Is Eastern Softball Really Ready?
Now that the Alabama Crimson Tide has captured college softball's coveted top prize, is it possible that enough barriers have come down for other eastern teams to follow? Joining Michigan (2005) as the only other team east of the mighty Mississippi to bring home the really tasty bacon, The Tide proved it can be done, and the Pac-10, oops-Pac 12, and the Big 12, which has nowhere near that many teams, be damned. (Note to self...you have successfully set up a segue for your next rant-The Decline of the Nuclear Family Concept of College Conferences...).
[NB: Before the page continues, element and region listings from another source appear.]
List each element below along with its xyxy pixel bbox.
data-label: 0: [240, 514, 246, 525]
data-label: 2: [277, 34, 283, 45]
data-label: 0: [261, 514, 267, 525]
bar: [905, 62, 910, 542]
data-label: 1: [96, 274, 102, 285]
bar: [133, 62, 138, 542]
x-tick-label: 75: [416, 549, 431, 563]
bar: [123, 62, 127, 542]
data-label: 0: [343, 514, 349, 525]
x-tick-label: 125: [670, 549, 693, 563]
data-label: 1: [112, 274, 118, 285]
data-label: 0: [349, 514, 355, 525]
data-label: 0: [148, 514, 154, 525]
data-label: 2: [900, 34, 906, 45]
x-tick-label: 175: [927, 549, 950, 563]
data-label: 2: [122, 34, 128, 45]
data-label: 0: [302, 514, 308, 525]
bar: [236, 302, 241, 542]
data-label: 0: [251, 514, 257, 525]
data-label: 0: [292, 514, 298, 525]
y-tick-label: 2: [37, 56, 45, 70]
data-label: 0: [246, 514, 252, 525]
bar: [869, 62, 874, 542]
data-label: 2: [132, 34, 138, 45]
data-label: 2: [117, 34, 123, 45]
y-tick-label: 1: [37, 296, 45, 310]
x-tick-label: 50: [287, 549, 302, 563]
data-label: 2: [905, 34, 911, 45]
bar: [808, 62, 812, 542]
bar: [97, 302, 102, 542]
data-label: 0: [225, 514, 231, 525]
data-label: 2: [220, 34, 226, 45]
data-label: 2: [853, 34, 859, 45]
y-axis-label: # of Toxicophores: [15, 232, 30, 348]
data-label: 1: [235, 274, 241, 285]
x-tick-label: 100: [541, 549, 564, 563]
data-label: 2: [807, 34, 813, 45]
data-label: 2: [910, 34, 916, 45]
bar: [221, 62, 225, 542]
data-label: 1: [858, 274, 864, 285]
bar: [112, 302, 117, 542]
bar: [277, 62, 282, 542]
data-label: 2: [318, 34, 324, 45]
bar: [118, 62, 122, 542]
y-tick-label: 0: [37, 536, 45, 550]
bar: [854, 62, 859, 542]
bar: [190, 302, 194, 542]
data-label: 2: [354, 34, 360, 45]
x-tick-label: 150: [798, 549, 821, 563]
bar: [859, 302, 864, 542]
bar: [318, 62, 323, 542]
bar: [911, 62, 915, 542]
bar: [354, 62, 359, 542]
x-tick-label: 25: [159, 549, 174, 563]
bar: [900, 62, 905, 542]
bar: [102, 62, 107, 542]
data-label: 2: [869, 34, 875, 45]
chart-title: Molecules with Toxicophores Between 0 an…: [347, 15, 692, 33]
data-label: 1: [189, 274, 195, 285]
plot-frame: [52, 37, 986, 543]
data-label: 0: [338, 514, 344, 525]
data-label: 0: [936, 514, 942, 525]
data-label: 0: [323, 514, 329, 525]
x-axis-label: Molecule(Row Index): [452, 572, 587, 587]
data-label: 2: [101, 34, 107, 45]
Is there an eastern Uprising afoot? There is certainly an argument to be made, even though it was a seven year itch between 'Bama's and the Wolverines accomplishments. To be fair, eastern softball prominence is still just a notion, and is only moving east. A Florida or a Georgia would seem the likely current candidate to bring a title to the Far East, as in the Eastern Time zone, which has only Michigan's title to brag about. And this just in - Ann Arbor isn't exactly a stone’s throw from the Atlantic Ocean. Whether or not the Tide has truly turned anything has yet to be proven, but the mere fact that Hofstra (quick!-in what town is Hofstra located?) travelled to softball's Holy Land and returned toting a Bruin pelt ought to tell you something about what the east is up to.
Though it's difficult to find an eastern counterpart for every perennial western power like Arizona, Arizona State, Cal, Oklahoma and Texas, the east comes close with Missouri, Florida, Georgia, and Alabama. In the 2012 CWS, there were four teams from the East and four from the west, which Regionals and Supers don't guarantee. Though it has been brewing like the slowest of coffee pots, the last eight years have produced two crowns and eight finalists to the right of longitude 83, compared with zero and zip from 1982 through 2004.
This may be fairly common knowledge to many, but the steadfast stance that "West is Best" is like throwing flour on a grease fire - it sounds good but it’s not necessarily true.
So what IS news?
Rise of David. Where it seems the balance may be shifting is in the competitiveness of teams seemingly ready to surpass their pasts. Kentucky could be one - a so-so year last year-but an SEC program in a far better place than just a few short years ago. Florida State could rise up, North Carolina State-the list is getting longer. In addition, a plethora of rag-tag, largely ignored "mid-majors" seem poised for the next step. For every North Dakota State, there is a Hofstra and a Central Florida. If Hawaii can reach the show out of the Big West, who says a Florida Atlantic (Sun Belt) or Florida Gulf Coast (Atlantic Sun) couldn't put the pedal to the metal?
The "Davids" are playing the Goliaths more often in the regular season, and it seems to be paying off. The Hofstra Pride of Hempstead plays an absolutely stupid-hard schedule (you are welcome for the answer to the previous question) and FGCU in Ft. Myers, Florida opens with Alabama and will also play Stanford at Stanford. Case in point: FGCU upset #5 Florida in last year's tournament (ok, ok, UF played without three of their starters) and have the A-Sun's Pitcher of the year and a bushel of long balls. Isolated upset? Maybe, but even though the Gator Chomp prevailed in the rematch, a confidence boosting win can turn an unknown into one of those teams you don't want to be tied with in the fifth inning. University of South Florida has two extremely qualified pitchers, and it would be no tremendous surprise if they show up in OKC again. USC Upstate and Kennesaw State (Atlantic Sun), UMass, Hofstra, North Carolina State - the list of eastern teams that could make a run starts to sound like a Johnny Cash song. Man.
"The proof is in the pudding," goes the saying, but the least ain't in the east anymore. Now all they have to do is prove it.